Le puissant conseil de carrière que John Lennon a donné à David Bowie

Sur le papier, on peut dire qu’il n’y a jamais eu de meilleure collaboration que lorsque John Lennon et David Bowie ont uni leurs talents sur « Fame », qui a réussi à répondre aux attentes de deux stars de cette envergure. Pourtant, un mot de sagesse que le Beatle a partagé avec Bowie allait devenir encore plus précieux qu’un autre tube.

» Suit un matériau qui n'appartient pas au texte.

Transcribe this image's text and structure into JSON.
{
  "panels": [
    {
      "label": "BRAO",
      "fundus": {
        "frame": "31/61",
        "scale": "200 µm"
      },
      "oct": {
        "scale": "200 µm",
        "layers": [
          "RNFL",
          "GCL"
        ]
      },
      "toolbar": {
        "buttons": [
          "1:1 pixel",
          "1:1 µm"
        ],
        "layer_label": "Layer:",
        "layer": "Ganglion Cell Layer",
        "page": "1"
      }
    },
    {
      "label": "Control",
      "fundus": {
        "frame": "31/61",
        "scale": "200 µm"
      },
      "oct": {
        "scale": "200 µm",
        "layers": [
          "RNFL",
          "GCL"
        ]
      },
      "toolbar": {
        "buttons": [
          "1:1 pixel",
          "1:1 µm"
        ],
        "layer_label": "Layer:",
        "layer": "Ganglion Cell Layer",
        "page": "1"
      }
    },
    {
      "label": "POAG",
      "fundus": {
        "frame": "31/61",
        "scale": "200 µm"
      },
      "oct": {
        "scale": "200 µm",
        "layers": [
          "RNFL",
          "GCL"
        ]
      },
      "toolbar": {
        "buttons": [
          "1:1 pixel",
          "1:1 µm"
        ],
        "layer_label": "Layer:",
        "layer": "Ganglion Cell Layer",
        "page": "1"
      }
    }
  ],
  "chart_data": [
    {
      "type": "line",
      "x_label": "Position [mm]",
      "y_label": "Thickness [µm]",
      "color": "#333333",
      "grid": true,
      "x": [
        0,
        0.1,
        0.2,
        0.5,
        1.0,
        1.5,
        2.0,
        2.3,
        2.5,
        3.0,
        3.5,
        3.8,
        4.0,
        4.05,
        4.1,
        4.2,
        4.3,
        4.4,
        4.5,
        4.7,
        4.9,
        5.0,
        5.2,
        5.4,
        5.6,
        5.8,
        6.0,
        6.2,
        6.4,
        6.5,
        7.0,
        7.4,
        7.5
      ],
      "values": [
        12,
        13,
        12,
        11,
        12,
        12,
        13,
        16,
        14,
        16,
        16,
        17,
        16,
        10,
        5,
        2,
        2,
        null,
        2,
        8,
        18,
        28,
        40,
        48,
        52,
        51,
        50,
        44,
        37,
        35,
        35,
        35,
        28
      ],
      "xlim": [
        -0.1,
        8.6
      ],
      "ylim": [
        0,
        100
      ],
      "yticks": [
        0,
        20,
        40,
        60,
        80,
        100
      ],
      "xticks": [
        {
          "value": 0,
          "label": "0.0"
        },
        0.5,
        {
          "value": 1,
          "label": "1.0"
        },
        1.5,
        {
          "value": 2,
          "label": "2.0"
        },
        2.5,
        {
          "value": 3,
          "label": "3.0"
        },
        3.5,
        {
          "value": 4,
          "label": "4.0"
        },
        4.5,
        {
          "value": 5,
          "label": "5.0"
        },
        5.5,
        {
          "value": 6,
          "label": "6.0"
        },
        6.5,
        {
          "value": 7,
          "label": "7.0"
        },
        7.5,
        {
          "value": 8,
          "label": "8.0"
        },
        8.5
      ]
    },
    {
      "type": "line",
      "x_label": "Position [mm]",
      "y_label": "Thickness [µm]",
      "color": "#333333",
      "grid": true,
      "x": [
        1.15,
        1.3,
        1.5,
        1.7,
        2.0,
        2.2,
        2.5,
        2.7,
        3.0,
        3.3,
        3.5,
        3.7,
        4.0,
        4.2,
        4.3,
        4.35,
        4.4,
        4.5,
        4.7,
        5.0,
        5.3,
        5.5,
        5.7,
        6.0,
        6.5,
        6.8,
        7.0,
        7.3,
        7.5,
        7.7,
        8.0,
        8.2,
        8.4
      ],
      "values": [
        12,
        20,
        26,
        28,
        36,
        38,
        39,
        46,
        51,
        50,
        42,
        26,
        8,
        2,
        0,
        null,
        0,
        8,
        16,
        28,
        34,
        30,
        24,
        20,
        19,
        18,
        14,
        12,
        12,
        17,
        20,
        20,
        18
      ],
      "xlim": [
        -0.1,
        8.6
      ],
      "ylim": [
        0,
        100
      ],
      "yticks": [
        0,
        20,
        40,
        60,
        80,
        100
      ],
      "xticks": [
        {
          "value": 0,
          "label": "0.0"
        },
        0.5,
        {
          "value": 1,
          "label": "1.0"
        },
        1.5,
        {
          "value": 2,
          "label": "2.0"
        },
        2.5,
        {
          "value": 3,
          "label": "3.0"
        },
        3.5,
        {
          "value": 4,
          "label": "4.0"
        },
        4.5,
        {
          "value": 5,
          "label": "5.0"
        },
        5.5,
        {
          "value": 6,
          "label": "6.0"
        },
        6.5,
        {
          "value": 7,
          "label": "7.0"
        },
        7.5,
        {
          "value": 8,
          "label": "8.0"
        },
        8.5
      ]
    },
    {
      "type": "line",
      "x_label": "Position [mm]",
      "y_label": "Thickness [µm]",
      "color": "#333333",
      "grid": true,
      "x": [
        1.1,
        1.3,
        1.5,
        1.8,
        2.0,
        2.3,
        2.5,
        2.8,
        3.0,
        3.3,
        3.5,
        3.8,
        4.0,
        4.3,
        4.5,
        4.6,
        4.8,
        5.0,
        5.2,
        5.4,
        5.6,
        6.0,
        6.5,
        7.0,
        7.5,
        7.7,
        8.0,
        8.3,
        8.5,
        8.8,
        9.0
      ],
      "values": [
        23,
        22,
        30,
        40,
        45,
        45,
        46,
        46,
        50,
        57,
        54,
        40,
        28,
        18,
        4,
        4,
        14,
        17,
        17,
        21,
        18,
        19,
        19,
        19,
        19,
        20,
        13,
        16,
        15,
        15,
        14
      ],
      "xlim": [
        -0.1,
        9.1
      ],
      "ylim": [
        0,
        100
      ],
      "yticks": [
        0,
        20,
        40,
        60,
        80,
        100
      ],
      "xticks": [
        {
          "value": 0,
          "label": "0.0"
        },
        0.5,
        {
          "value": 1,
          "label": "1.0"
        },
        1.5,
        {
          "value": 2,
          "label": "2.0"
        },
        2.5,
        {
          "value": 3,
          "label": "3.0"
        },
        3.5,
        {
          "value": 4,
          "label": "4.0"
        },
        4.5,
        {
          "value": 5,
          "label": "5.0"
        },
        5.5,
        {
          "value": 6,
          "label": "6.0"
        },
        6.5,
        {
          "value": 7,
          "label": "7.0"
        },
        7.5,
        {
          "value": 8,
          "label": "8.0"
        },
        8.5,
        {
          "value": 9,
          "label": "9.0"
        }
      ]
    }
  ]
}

Les deux artistes vont nouer une amitié au cours d’une période où la vie personnelle de Lennon connaît un moment précaire. À l’époque où il rencontre Bowie pour la première fois, en 1974, le chanteur se noie dans un océan de problèmes personnels, qui le conduisent à se séparer de Yoko Ono et à regarder le fond de la bouteille.

Ce que l’on appelle le « week-end perdu » est la période la plus sombre de sa carrière. Lennon a perdu sa famille, son sens de la valeur et son attachement à la réalité. Au lieu de cela, il remplit son temps de débauches avec Harry Nilsson et passe environ 18 mois dans les cordes. Le duo a fait plus de folies pendant cette période que la plupart des gens n’en font pendant toute une vie, mais les bons moments n’ont pas été sans conséquences dévastatrices.

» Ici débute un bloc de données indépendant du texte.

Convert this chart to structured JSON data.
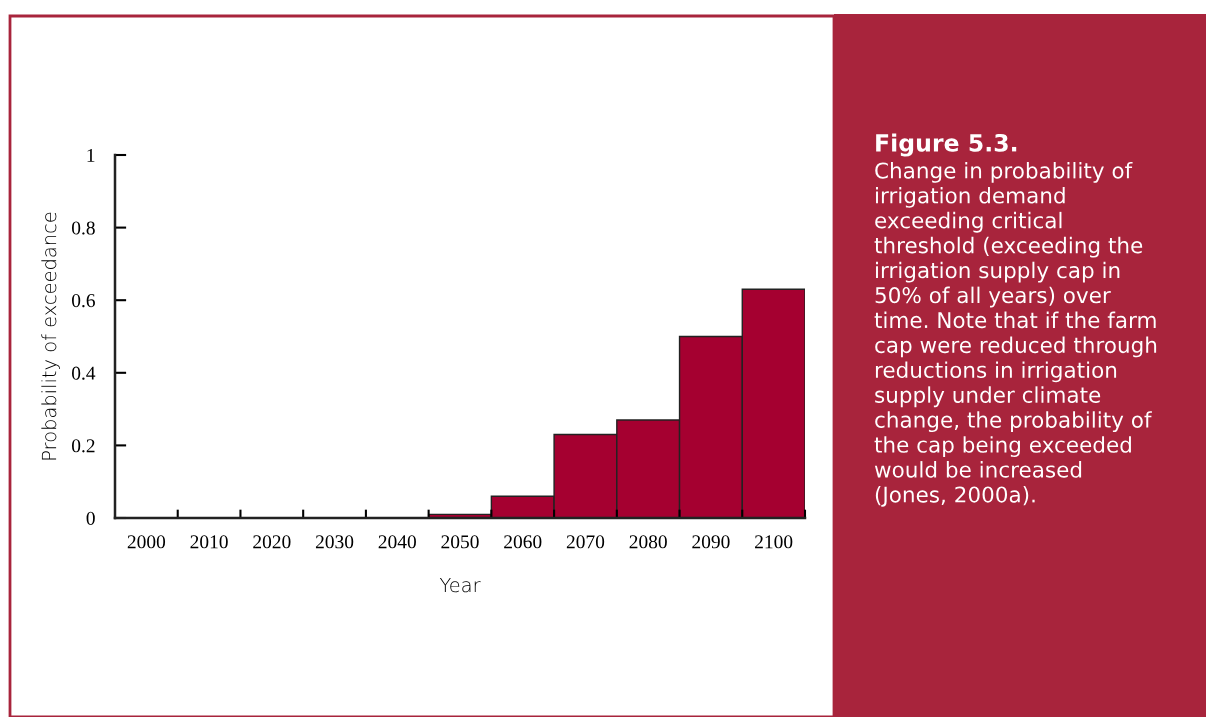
{
  "chart_data": {
    "type": "bar",
    "title": "Figure 5.3.",
    "annotations": [
      "Change in probability of\nirrigation demand\nexceeding critical\nthreshold (exceeding the\nirrigation supply cap in\n50% of all years) over\ntime. Note that if the farm\ncap were reduced through\nreductions in irrigation\nsupply under climate\nchange, the probability of\nthe cap being exceeded\nwould be increased\n(Jones, 2000a)."
    ],
    "xlabel": "Year",
    "ylabel": "Probability of exceedance",
    "categories": [
      "2000",
      "2010",
      "2020",
      "2030",
      "2040",
      "2050",
      "2060",
      "2070",
      "2080",
      "2090",
      "2100"
    ],
    "values": [
      0,
      0,
      0,
      0,
      0,
      0.01,
      0.06,
      0.23,
      0.27,
      0.5,
      0.63
    ],
    "color": "#a50030",
    "ylim": [
      0,
      1
    ],
    "yticks": [
      0,
      0.2,
      0.4,
      0.6,
      0.8,
      1
    ],
    "grid": false,
    "legend": false
  }
}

Étonnamment, cependant, Lennon est resté prolifique d’un point de vue créatif, et son morceau avec Bowie est peut-être son magnum opus de cette période. Alors que le duo ne s’est rencontré que quelques mois avant l’enregistrement de la chanson, qui est née organiquement d’une conversation que les deux artistes ont eue lors d’une expérience en studio, les étincelles ont immédiatement jailli. Lors d’un entretien avec Classic Rock, Bowie a révélé que le thème de la célébrité était au cœur de leurs échanges, et que cela lui faisait perdre la tête.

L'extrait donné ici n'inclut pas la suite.